«Setzen sich in ein gemachtes Nest»: FDP-Vizepräsident will Zuwanderer zur Kasse bitten
Wer in die Schweiz einwandert, soll zahlen: So möchte Andrea Caroni, FDP-Vizepräsident und Ständerat für Appenzell Ausserrhoden, gegen die Auswirkungen der Zuwanderung vorgehen, schreibt die Sonntagszeitung.
Eine solche Zuwanderungsabgabe sei ein «Instrument mit Potenzial», so Caroni:
Wer im Stau stehe oder in überfüllten Zügen sitze, würde dann obendrauf noch merken, dass die Zuwanderer eben doch einen «besonderen Beitrag» leisten. Denn gemäss Caroni wäre es sinnvoll, wenn die Einnahmen an die Bevölkerung zurückerstattet würden.
Gebunden an Schutzklausel
Kann die Schweiz einfach so mir nichts, dir nichts Zuwanderer zur Kasse bitten? Zumindest bei EU-Migranten nicht, denn diese darf die Schweiz im Rahmen der bestehenden Verträge mit der EU nicht diskriminieren. Darum möchte Caroni die Abgabe als Teil der sogenannten Schutzklausel in die neuen EU-Verträge miteinbringen.
Die Schweiz darf diese Schutzklausel aktivieren und somit die Migration aus der EU beschränken, wenn aufgrund der Personenfreizügigkeit «schwerwiegende wirtschaftliche oder soziale Probleme» entstehen. Beide Seiten haben in den Verhandlungen über das neue Vertragspaket konkretisiert, welche Inhalte diese Klausel haben soll.
Caroni sieht unter diesen Umständen eine Chance für die Zuwanderungsabgabe: «Diese ist milder, als wenn die Schweiz Kontingente für EU-Bürger einführen würde.» Der Bundesrat bleibt jedoch skeptisch; erst letzte Woche schrieb er in einem Bericht, dass eine Zuwanderungsabgabe mit der Personenfreizügigkeit nicht vereinbar sei.
10 bis 25 Franken pro Tag
Über die Höhe dieser Zuwanderungsabgabe hat sich Caroni noch nicht geäussert – im Gegensatz zu Reiner Eichenberger, Professor für Finanz- und Wirtschaftspolitik an der Uni Freiburg. Dieser hatte die Idee einer solchen Abgabe schon vor einiger Zeit lanciert.

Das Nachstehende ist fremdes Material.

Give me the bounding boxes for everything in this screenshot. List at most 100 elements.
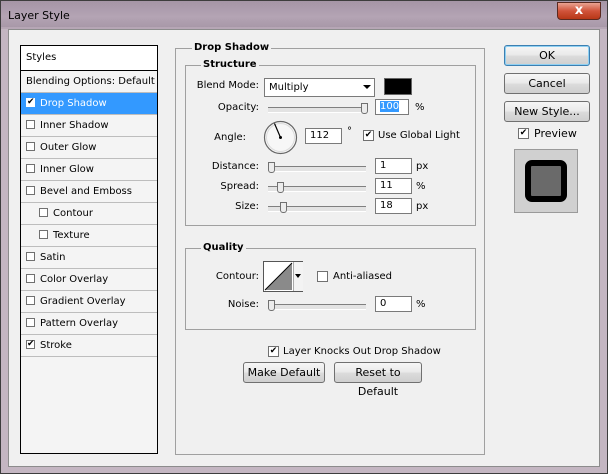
- style-checkbox[interactable]: [39, 230, 48, 239]
- check-icon: ✔: [364, 130, 373, 140]
- angle-dial-icon: [263, 120, 298, 155]
- style-item-pattern-overlay[interactable]: Pattern Overlay: [21, 313, 157, 335]
- contour-picker[interactable]: [263, 261, 303, 292]
- reset-to-default-button[interactable]: Reset to Default: [334, 362, 422, 398]
- style-item-stroke[interactable]: ✔ Stroke: [21, 335, 157, 357]
- noise-value: 0: [380, 298, 387, 309]
- styles-header[interactable]: Styles: [21, 46, 157, 71]
- style-item-label: Stroke: [40, 340, 72, 351]
- reset-to-default-label: Reset to Default: [355, 366, 401, 398]
- spread-slider-thumb[interactable]: [277, 182, 284, 193]
- angle-dial[interactable]: [263, 120, 298, 155]
- close-icon: x: [574, 3, 584, 18]
- style-checkbox[interactable]: [26, 318, 35, 327]
- knocks-out-checkbox[interactable]: ✔: [268, 346, 279, 357]
- check-icon: ✔: [27, 339, 35, 349]
- style-preview: [514, 149, 578, 213]
- contour-label: Contour:: [215, 271, 259, 282]
- angle-value: 112: [310, 130, 330, 141]
- distance-label: Distance:: [211, 161, 259, 172]
- size-label: Size:: [235, 201, 259, 212]
- style-item-label: Satin: [40, 252, 66, 263]
- close-button[interactable]: x: [557, 2, 601, 20]
- style-item-label: Inner Shadow: [40, 120, 109, 131]
- size-slider[interactable]: [268, 202, 366, 213]
- style-checkbox[interactable]: [26, 274, 35, 283]
- style-checkbox[interactable]: ✔: [26, 98, 35, 107]
- blend-mode-select[interactable]: Multiply: [264, 78, 375, 97]
- make-default-button[interactable]: Make Default: [243, 362, 325, 383]
- style-item-inner-glow[interactable]: Inner Glow: [21, 159, 157, 181]
- ok-button[interactable]: OK: [504, 45, 590, 66]
- blend-mode-label: Blend Mode:: [196, 80, 259, 91]
- style-item-color-overlay[interactable]: Color Overlay: [21, 269, 157, 291]
- size-slider-thumb[interactable]: [280, 202, 287, 213]
- angle-unit: °: [347, 126, 352, 137]
- layer-style-window: Layer Style x Styles Blending Options: D…: [0, 0, 608, 474]
- dialog-client-area: Styles Blending Options: Default ✔ Drop S…: [8, 29, 600, 467]
- style-checkbox[interactable]: ✔: [26, 340, 35, 349]
- blending-options-item[interactable]: Blending Options: Default: [21, 71, 157, 93]
- distance-slider[interactable]: [268, 162, 366, 173]
- style-item-drop-shadow[interactable]: ✔ Drop Shadow: [21, 93, 157, 115]
- anti-aliased-checkbox[interactable]: [317, 271, 328, 282]
- spread-slider[interactable]: [268, 182, 366, 193]
- style-item-label: Bevel and Emboss: [40, 186, 132, 197]
- style-item-inner-shadow[interactable]: Inner Shadow: [21, 115, 157, 137]
- chevron-down-icon: [295, 274, 301, 278]
- window-title: Layer Style: [8, 9, 70, 22]
- noise-input[interactable]: 0: [375, 296, 412, 312]
- distance-slider-thumb[interactable]: [268, 162, 275, 173]
- spread-input[interactable]: 11: [375, 178, 412, 194]
- style-item-texture[interactable]: Texture: [21, 225, 157, 247]
- style-checkbox[interactable]: [26, 296, 35, 305]
- styles-header-label: Styles: [26, 52, 57, 63]
- shadow-color-swatch[interactable]: [384, 78, 412, 95]
- style-item-bevel-and-emboss[interactable]: Bevel and Emboss: [21, 181, 157, 203]
- style-item-satin[interactable]: Satin: [21, 247, 157, 269]
- angle-input[interactable]: 112: [305, 128, 342, 144]
- preview-checkbox[interactable]: ✔: [518, 128, 529, 139]
- style-item-gradient-overlay[interactable]: Gradient Overlay: [21, 291, 157, 313]
- spread-unit: %: [416, 181, 426, 192]
- preview-label: Preview: [534, 127, 577, 140]
- style-checkbox[interactable]: [26, 164, 35, 173]
- distance-value: 1: [380, 160, 387, 171]
- noise-slider[interactable]: [268, 300, 366, 311]
- quality-group: Quality Contour: Anti-aliased Noise: 0 %: [185, 242, 476, 330]
- opacity-slider-thumb[interactable]: [361, 103, 368, 114]
- title-bar[interactable]: Layer Style x: [1, 1, 607, 27]
- knocks-out-label: Layer Knocks Out Drop Shadow: [283, 346, 441, 357]
- drop-shadow-title: Drop Shadow: [192, 42, 272, 53]
- chevron-down-icon: [363, 85, 371, 89]
- style-checkbox[interactable]: [39, 208, 48, 217]
- style-checkbox[interactable]: [26, 252, 35, 261]
- style-item-contour[interactable]: Contour: [21, 203, 157, 225]
- style-item-label: Color Overlay: [40, 274, 109, 285]
- style-checkbox[interactable]: [26, 120, 35, 129]
- cancel-button[interactable]: Cancel: [504, 73, 590, 94]
- distance-input[interactable]: 1: [375, 158, 412, 174]
- opacity-input[interactable]: 100: [375, 99, 409, 115]
- blending-options-label: Blending Options: Default: [26, 76, 155, 87]
- blend-mode-value: Multiply: [269, 82, 309, 93]
- noise-label: Noise:: [227, 299, 259, 310]
- opacity-value: 100: [380, 101, 400, 112]
- noise-slider-thumb[interactable]: [268, 300, 275, 311]
- quality-title: Quality: [201, 242, 246, 253]
- contour-dropdown[interactable]: [293, 262, 303, 291]
- check-icon: ✔: [269, 346, 278, 356]
- style-checkbox[interactable]: [26, 142, 35, 151]
- opacity-label: Opacity:: [217, 102, 259, 113]
- style-item-label: Contour: [53, 208, 93, 219]
- structure-group: Structure Blend Mode: Multiply Opacity: …: [185, 59, 476, 226]
- style-checkbox[interactable]: [26, 186, 35, 195]
- use-global-light-checkbox[interactable]: ✔: [363, 130, 374, 141]
- angle-label: Angle:: [214, 132, 246, 143]
- style-item-outer-glow[interactable]: Outer Glow: [21, 137, 157, 159]
- new-style-button[interactable]: New Style...: [504, 101, 590, 122]
- style-item-label: Gradient Overlay: [40, 296, 126, 307]
- opacity-slider[interactable]: [268, 103, 368, 114]
- style-item-label: Inner Glow: [40, 164, 94, 175]
- size-input[interactable]: 18: [375, 198, 412, 214]
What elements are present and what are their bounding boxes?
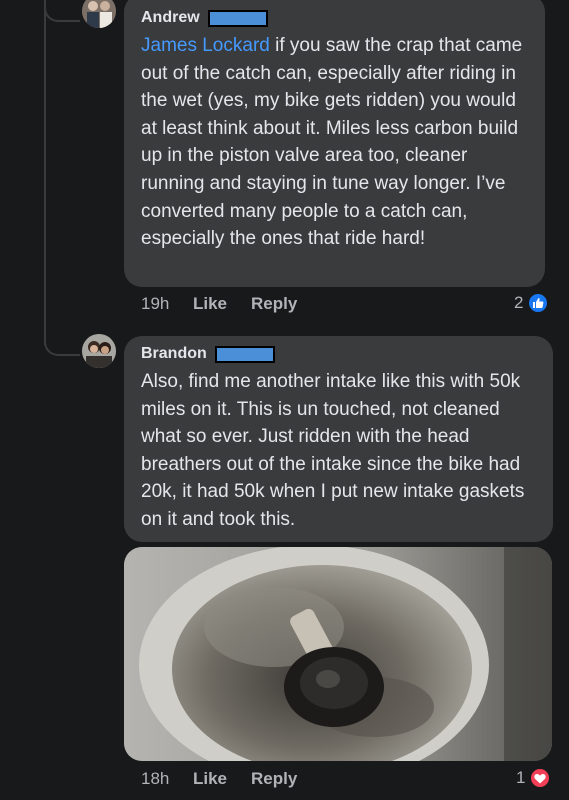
thumbs-up-icon [527, 292, 550, 314]
mention-link[interactable]: James Lockard [141, 35, 270, 56]
thread-line [44, 0, 46, 345]
comment-actions: 19h Like Reply [141, 294, 297, 314]
redacted-surname [207, 9, 268, 27]
comment-body: Also, find me another intake like this w… [141, 371, 525, 530]
reply-button[interactable]: Reply [251, 294, 297, 314]
thread-branch [44, 334, 80, 356]
comment-body: if you saw the crap that came out of the… [141, 35, 523, 250]
reaction-count: 1 [516, 768, 526, 787]
comment-actions: 18h Like Reply [141, 769, 297, 789]
avatar[interactable] [82, 0, 116, 28]
comment-text: James Lockard if you saw the crap that c… [141, 32, 533, 253]
redacted-surname [214, 345, 275, 363]
intake-photo-icon [124, 547, 552, 761]
timestamp[interactable]: 19h [141, 294, 193, 314]
reaction-summary[interactable]: 2 [514, 292, 550, 314]
comment-author[interactable]: Andrew [141, 8, 533, 28]
timestamp[interactable]: 18h [141, 769, 193, 789]
profile-photo-icon [82, 334, 116, 368]
attached-photo[interactable] [124, 547, 552, 761]
reply-button[interactable]: Reply [251, 769, 297, 789]
thread-branch [44, 0, 80, 22]
heart-icon [529, 767, 552, 789]
comment-bubble: Andrew James Lockard if you saw the crap… [124, 0, 545, 287]
reaction-summary[interactable]: 1 [516, 767, 552, 789]
comment-bubble: Brandon Also, find me another intake lik… [124, 336, 553, 542]
author-name[interactable]: Brandon [141, 345, 207, 363]
avatar[interactable] [82, 334, 116, 368]
author-name[interactable]: Andrew [141, 9, 200, 27]
like-button[interactable]: Like [193, 294, 251, 314]
comment-author[interactable]: Brandon [141, 344, 541, 364]
reaction-count: 2 [514, 293, 524, 312]
profile-photo-icon [82, 0, 116, 28]
like-button[interactable]: Like [193, 769, 251, 789]
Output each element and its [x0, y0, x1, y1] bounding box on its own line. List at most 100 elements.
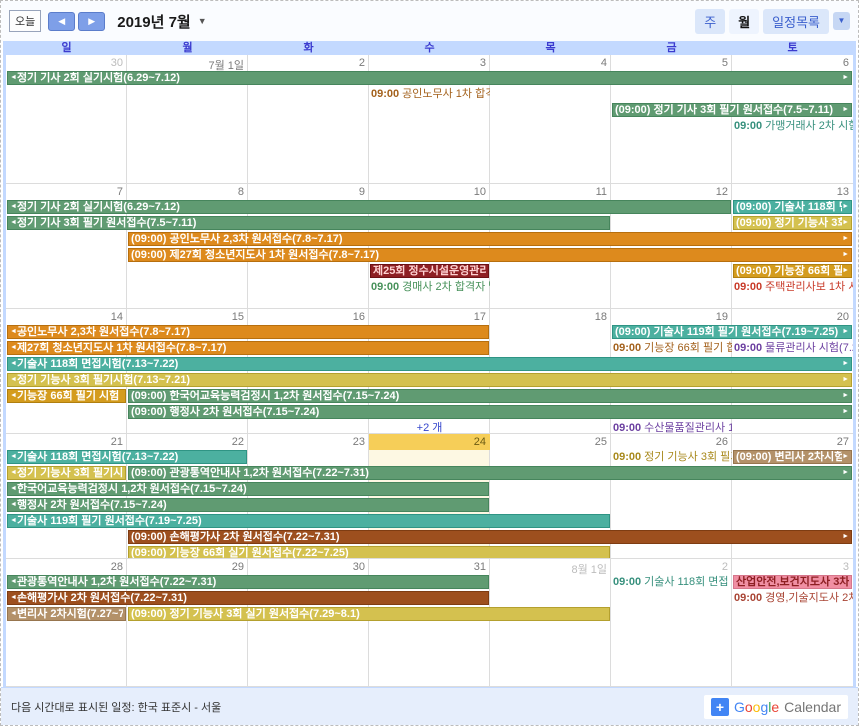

Nach ihm sollten volljährige Immigranten für drei bis fünf Jahre auf die normalen Steuern obendrauf eine Abgabe von 10 bis 25 Franken täglich entrichten, vergleichbar etwa mit einer Kurtaxe. Er geht aber noch weiter und möchte mit dieser Abgabe die Personenfreizügigkeit ganz ersetzen.
Nicht nur Caroni hat seitens der FDP eine solche Zuwanderungsabgabe angeregt. Ex-Präsident Thierry Burkart und Nationalrat Simon Michel haben es ihm gleichgetan. Auch SVP-Nationalrat Thomas Matter spricht von einer prüfenswerten Option. Im Parlament hatte Mitte-Nationalrätin Heide Z'graggen sie als Gegenvorschlag zur SVP-Initiative (erfolglos) eingebracht.